What happened to Willa and Charles Bruce? ›
Willa and Charles Bruce did, indeed, fight — but to no avail. A court injunction forced the couple to sell their property to the city for $14,000 US, a fraction of the land's $70,000 US value at the time. The family — along with many other Black residents — left the area.Who are the descendants of Bruces beach? ›
With an arduous, legally complex process complete, the land will go back to the descendants of beach lodge owners Willa and Charles Bruce. After a 30-day closing period, the Bruces' great-grandsons, Marcus and Derrick Bruce, will own the 7,000 square-foot property, valued at $20 million.What will happen to Bruces beach now? ›
But this is a start, and it is the right thing to do.” The property will now enter escrow before officially transferring to the Bruce family. After it's transferred, the county has agreed to rent the property from the Bruces for $413,000 a year and will maintain its lifeguard facility there.How much is Bruces beach in California worth? ›
Willa and Charles Bruce bought the two lots of land for $1,225 in 1912. The beach is now worth an estimated $20m (£16.45m).How much land is Bruces beach? ›
Last September, California Governor Gavin Newsom fulfilled Ward's wish, by signing a law authorizing Los Angeles County to return the three-acre property to the Bruce family after nearly a century—a first in United States history.How many square feet is Bruces beach? ›
Located just north of downtown Manhattan Beach, the two parcels together span roughly 7,000 square feet. A clause within the agreement stipulates that Derrick and Marcus Bruce can sell their land to the county further down the line with the caveat that the sale cannot exceed $20 million.Who is Anthony Bruce? ›
Anthony Bruce is an investor in early- and mid-stage software companies, a senior management advisor on growth and technology, and an expert in Big Data. Mr. Bruce was CEO and a co-founder of Applied Predictive Technologies (APT) sold to Mastercard in May, 2015.How big is Bruces beach California? ›
On the three acres of open green, one can find many shade trees, benches, a basketball half-court. But that's not all there is to this popular ocean-side retreat. Those who visit Bruce's Beach may be surprised to learn that it is actually Manhattan Beach's oldest park site, and has a rich history.How much is the Bruce property worth? ›
"And we will never be able to make up for the injustice that was done to Willa and Charles Bruce a century ago. But this is a start." As part of the deal, the property, which is worth an estimated $20 million dollars, will be rented out to the county for $413,000 a year.Where is My land founder? ›
Thankfully, two determined Black women—Kavon Ward and Ashanti Martin—refused to wait any longer and instead took action. They co-founded “Where is My Land” (WIML) to help Black Americans across the country reclaim stolen land and secure restitution.
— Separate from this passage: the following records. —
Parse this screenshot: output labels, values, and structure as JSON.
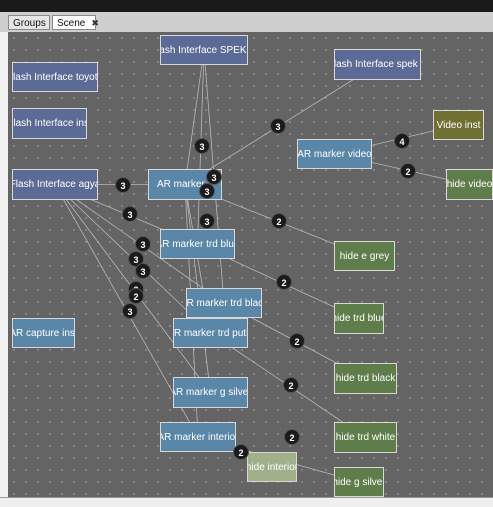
{
  "tabs": [
    {
      "label": "Groups",
      "active": false
    },
    {
      "label": "Scene",
      "active": true,
      "close_glyph": "✖"
    }
  ],
  "colors": {
    "canvas": "#646464",
    "node_flash": "#5c6a96",
    "node_ar": "#5a86a8",
    "node_hide": "#5e7d4b",
    "node_video_inst": "#6f7031",
    "node_hide_interior": "#9fb08b",
    "badge": "#1b1b1b",
    "edge": "#b8b8b8"
  },
  "nodes": {
    "flash_spekg": {
      "label": "Flash Interface SPEK G",
      "kind": "flash"
    },
    "flash_speke": {
      "label": "Flash Interface spek E",
      "kind": "flash"
    },
    "flash_toyota": {
      "label": "Flash Interface toyota",
      "kind": "flash"
    },
    "flash_inst": {
      "label": "Flash Interface inst",
      "kind": "flash"
    },
    "flash_agya": {
      "label": "Flash Interface agya",
      "kind": "flash"
    },
    "ar_video": {
      "label": "AR marker video",
      "kind": "ar"
    },
    "video_inst": {
      "label": "Video inst",
      "kind": "video_inst"
    },
    "hide_video": {
      "label": "hide video",
      "kind": "hide"
    },
    "ar_a": {
      "label": "AR marker a",
      "kind": "ar"
    },
    "ar_trd_blue": {
      "label": "AR marker trd blue",
      "kind": "ar"
    },
    "hide_e_grey": {
      "label": "hide e grey",
      "kind": "hide"
    },
    "ar_trd_black": {
      "label": "AR marker trd black",
      "kind": "ar"
    },
    "hide_trd_blue": {
      "label": "hide trd blue",
      "kind": "hide"
    },
    "ar_capture": {
      "label": "AR capture inst",
      "kind": "ar"
    },
    "ar_trd_putih": {
      "label": "AR marker trd putih",
      "kind": "ar"
    },
    "hide_trd_black": {
      "label": "hide trd black",
      "kind": "hide"
    },
    "ar_g_silver": {
      "label": "AR marker g silver",
      "kind": "ar"
    },
    "ar_interior": {
      "label": "AR marker interior",
      "kind": "ar"
    },
    "hide_trd_white": {
      "label": "hide trd white",
      "kind": "hide"
    },
    "hide_interior": {
      "label": "hide interior",
      "kind": "hide_interior"
    },
    "hide_g_silver": {
      "label": "hide g silver",
      "kind": "hide"
    }
  },
  "badges": [
    "3",
    "3",
    "3",
    "3",
    "3",
    "3",
    "3",
    "3",
    "3",
    "3",
    "3",
    "3",
    "4",
    "2",
    "2",
    "2",
    "2",
    "2",
    "2",
    "2",
    "2"
  ],
  "edges": [
    [
      "flash_spekg",
      "ar_a"
    ],
    [
      "flash_spekg",
      "ar_trd_blue"
    ],
    [
      "flash_spekg",
      "ar_trd_black"
    ],
    [
      "flash_speke",
      "ar_a"
    ],
    [
      "flash_agya",
      "ar_a"
    ],
    [
      "flash_agya",
      "ar_trd_black"
    ],
    [
      "flash_agya",
      "ar_trd_putih"
    ],
    [
      "flash_agya",
      "ar_g_silver"
    ],
    [
      "flash_agya",
      "ar_interior"
    ],
    [
      "flash_agya",
      "ar_trd_blue"
    ],
    [
      "ar_video",
      "video_inst"
    ],
    [
      "ar_video",
      "hide_video"
    ],
    [
      "ar_a",
      "hide_e_grey"
    ],
    [
      "ar_a",
      "ar_trd_putih"
    ],
    [
      "ar_a",
      "ar_g_silver"
    ],
    [
      "ar_a",
      "ar_interior"
    ],
    [
      "ar_trd_blue",
      "hide_trd_blue"
    ],
    [
      "ar_trd_black",
      "hide_trd_black"
    ],
    [
      "ar_trd_putih",
      "hide_trd_white"
    ],
    [
      "ar_interior",
      "hide_interior"
    ],
    [
      "ar_interior",
      "hide_g_silver"
    ]
  ]
}
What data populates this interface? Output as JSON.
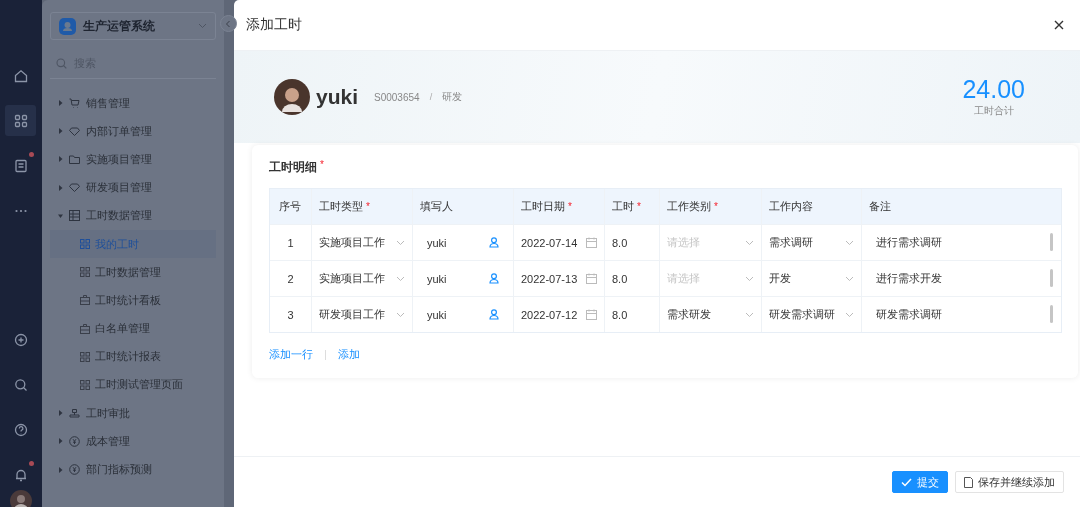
{
  "rail": {
    "items": [
      {
        "kind": "home",
        "selected": false,
        "badge": false
      },
      {
        "kind": "apps",
        "selected": true,
        "badge": false
      },
      {
        "kind": "document",
        "selected": false,
        "badge": true
      },
      {
        "kind": "more",
        "selected": false,
        "badge": false
      },
      {
        "kind": "add",
        "selected": false,
        "badge": false
      },
      {
        "kind": "search",
        "selected": false,
        "badge": false
      },
      {
        "kind": "help",
        "selected": false,
        "badge": false
      },
      {
        "kind": "bell",
        "selected": false,
        "badge": true
      }
    ]
  },
  "sidebar": {
    "system": "生产运管系统",
    "search": {
      "placeholder": "搜索"
    },
    "menu": [
      {
        "label": "销售管理",
        "kind": "cart",
        "expanded": false
      },
      {
        "label": "内部订单管理",
        "kind": "gem",
        "expanded": false
      },
      {
        "label": "实施项目管理",
        "kind": "folder",
        "expanded": false
      },
      {
        "label": "研发项目管理",
        "kind": "gem",
        "expanded": false
      },
      {
        "label": "工时数据管理",
        "kind": "table",
        "expanded": true,
        "children": [
          {
            "label": "我的工时",
            "kind": "grid",
            "selected": true
          },
          {
            "label": "工时数据管理",
            "kind": "grid",
            "selected": false
          },
          {
            "label": "工时统计看板",
            "kind": "case",
            "selected": false
          },
          {
            "label": "白名单管理",
            "kind": "case",
            "selected": false
          },
          {
            "label": "工时统计报表",
            "kind": "grid",
            "selected": false
          },
          {
            "label": "工时测试管理页面",
            "kind": "grid",
            "selected": false
          }
        ]
      },
      {
        "label": "工时审批",
        "kind": "stamp",
        "expanded": false
      },
      {
        "label": "成本管理",
        "kind": "coin",
        "expanded": false
      },
      {
        "label": "部门指标预测",
        "kind": "coin",
        "expanded": false
      }
    ]
  },
  "dialog": {
    "title": "添加工时",
    "profile": {
      "name": "yuki",
      "id": "S0003654",
      "separator": "/",
      "department": "研发",
      "total": "24.00",
      "total_label": "工时合计"
    },
    "section": {
      "title": "工时明细",
      "required_mark": "*"
    },
    "table": {
      "columns": [
        {
          "label": "序号"
        },
        {
          "label": "工时类型",
          "required_mark": "*"
        },
        {
          "label": "填写人"
        },
        {
          "label": "工时日期",
          "required_mark": "*"
        },
        {
          "label": "工时",
          "required_mark": "*"
        },
        {
          "label": "工作类别",
          "required_mark": "*"
        },
        {
          "label": "工作内容"
        },
        {
          "label": "备注"
        }
      ],
      "rows": [
        {
          "index": "1",
          "type": "实施项目工作",
          "filler": "yuki",
          "date": "2022-07-14",
          "hours": "8.0",
          "category": {
            "placeholder": "请选择"
          },
          "content": "需求调研",
          "remark": "进行需求调研"
        },
        {
          "index": "2",
          "type": "实施项目工作",
          "filler": "yuki",
          "date": "2022-07-13",
          "hours": "8.0",
          "category": {
            "placeholder": "请选择"
          },
          "content": "开发",
          "remark": "进行需求开发"
        },
        {
          "index": "3",
          "type": "研发项目工作",
          "filler": "yuki",
          "date": "2022-07-12",
          "hours": "8.0",
          "category": {
            "value": "需求研发"
          },
          "content": "研发需求调研",
          "remark": "研发需求调研"
        }
      ]
    },
    "links": [
      "添加一行",
      "添加"
    ],
    "buttons": [
      {
        "label": "提交",
        "kind": "primary"
      },
      {
        "label": "保存并继续添加",
        "kind": "default"
      }
    ]
  }
}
Where is my land kavon Ward? ›
Kavon is a reparative justice consultant and Co-founder of Where Is My Land, an organization focused on getting Black land back nationally. She is a former Congressional Black Caucus (CBC) fellow and public policy activist. Kavon holds a BA in Communications and a Masters of Public Administration.What happened to Willa and Charles Bruce? ›
Willa and Charles Bruce did, indeed, fight — but to no avail. A court injunction forced the couple to sell their property to the city for $14,000 US, a fraction of the land's $70,000 US value at the time. The family — along with many other Black residents — left the area.